We hear you when kids are asked why they did something. We hear you when we’re pressed to explain ourselves. We even hear you quietly in our own heads, right after we act and just before we rationalize.
“I don’t know.”
But maybe that answer isn’t ignorance. Maybe it’s honesty.
Most of what we do happens before awareness gets the memo. We reach. We react. We speak. We scroll. We snap. We soothe. And only afterward do we step in and narrate the story of why we think it happened. The truth is, a lot of living runs on background processes.
Habits. Conditioning. Repetition. Patterns learned so well they don’t need supervision anymore.
And that’s not a flaw. It’s a feature.
Imagine having to consciously deliberate every single choice you make. Every step. Every word. Every reaction. Pure, unfiltered free will with no automation at all.
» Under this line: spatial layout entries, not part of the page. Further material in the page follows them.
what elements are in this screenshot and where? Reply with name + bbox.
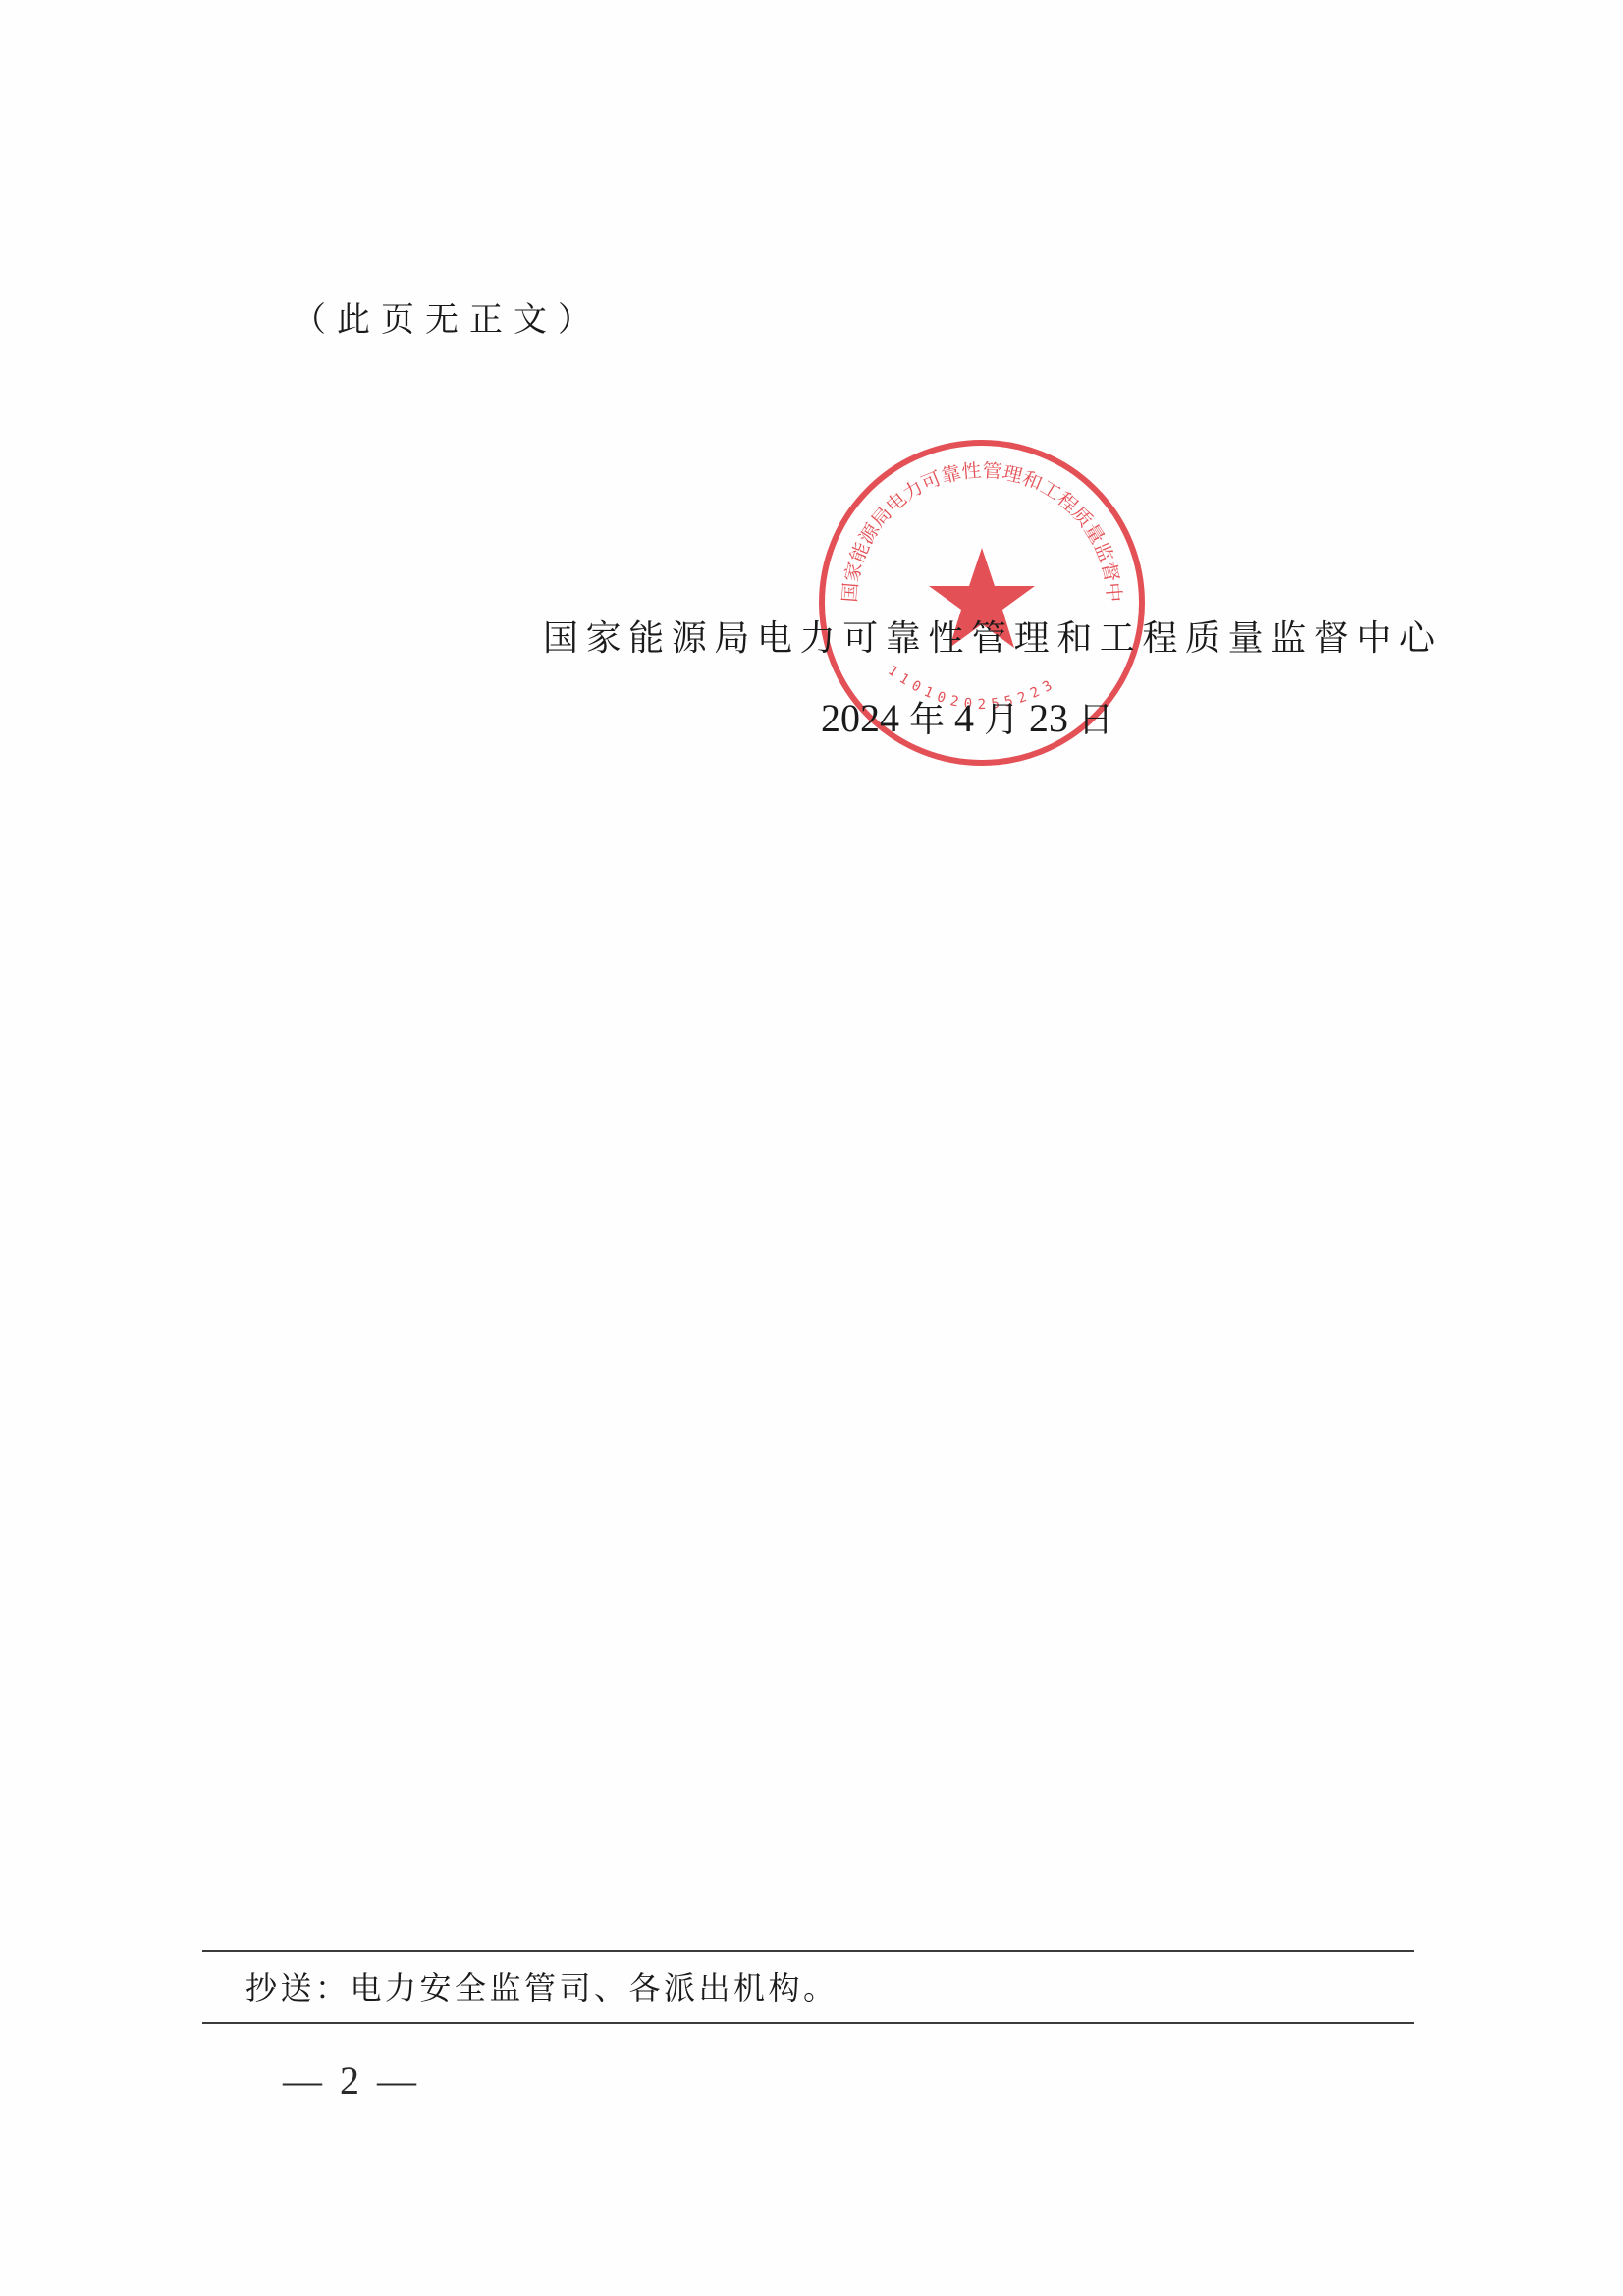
document-page: （此页无正文） 国家能源局电力可靠性管理和工程质量监督中心 1101020255… [0,0,1623,2296]
cc-label: 抄送： [245,1969,351,2006]
date-day: 23 [1029,696,1068,740]
date-month: 4 [954,696,974,740]
cc-divider-bottom [202,2022,1414,2024]
cc-line: 抄送：电力安全监管司、各派出机构。 [245,1965,839,2010]
date-year-unit: 年 [909,700,945,740]
cc-recipients: 电力安全监管司、各派出机构。 [351,1969,839,2006]
date-year: 2024 [821,696,899,740]
date-day-unit: 日 [1078,700,1113,740]
signature-organization: 国家能源局电力可靠性管理和工程质量监督中心 [543,615,1442,663]
seal-ring-text: 国家能源局电力可靠性管理和工程质量监督中心 [813,434,1125,603]
signature-date: 2024 年 4 月 23 日 [821,693,1113,746]
cc-divider-top [202,1950,1414,1952]
no-body-note: （此页无正文） [293,296,602,344]
page-number: — 2 — [283,2059,416,2103]
date-month-unit: 月 [984,700,1019,740]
It sounds less like freedom and more like paralysis.
So when someone says, “I don’t know why I did that,” what they might really be saying is, “A subroutine just ran.” The system processed inputs based on prior programming and produced output. Not mysterious. Not magical. Just cause and effect doing what it does best.
We don’t ask a computer why it gave the answer it did. We ask how it was trained. What data shaped it. What patterns it learned to recognize. Maybe humans aren’t all that different.
So we turn to you, dear reader, and ask:
How much of your day is spent doing things you don’t remember choosing?
And if so much of life runs on habit and automation, is the real question about free will… or about the quality of the programming?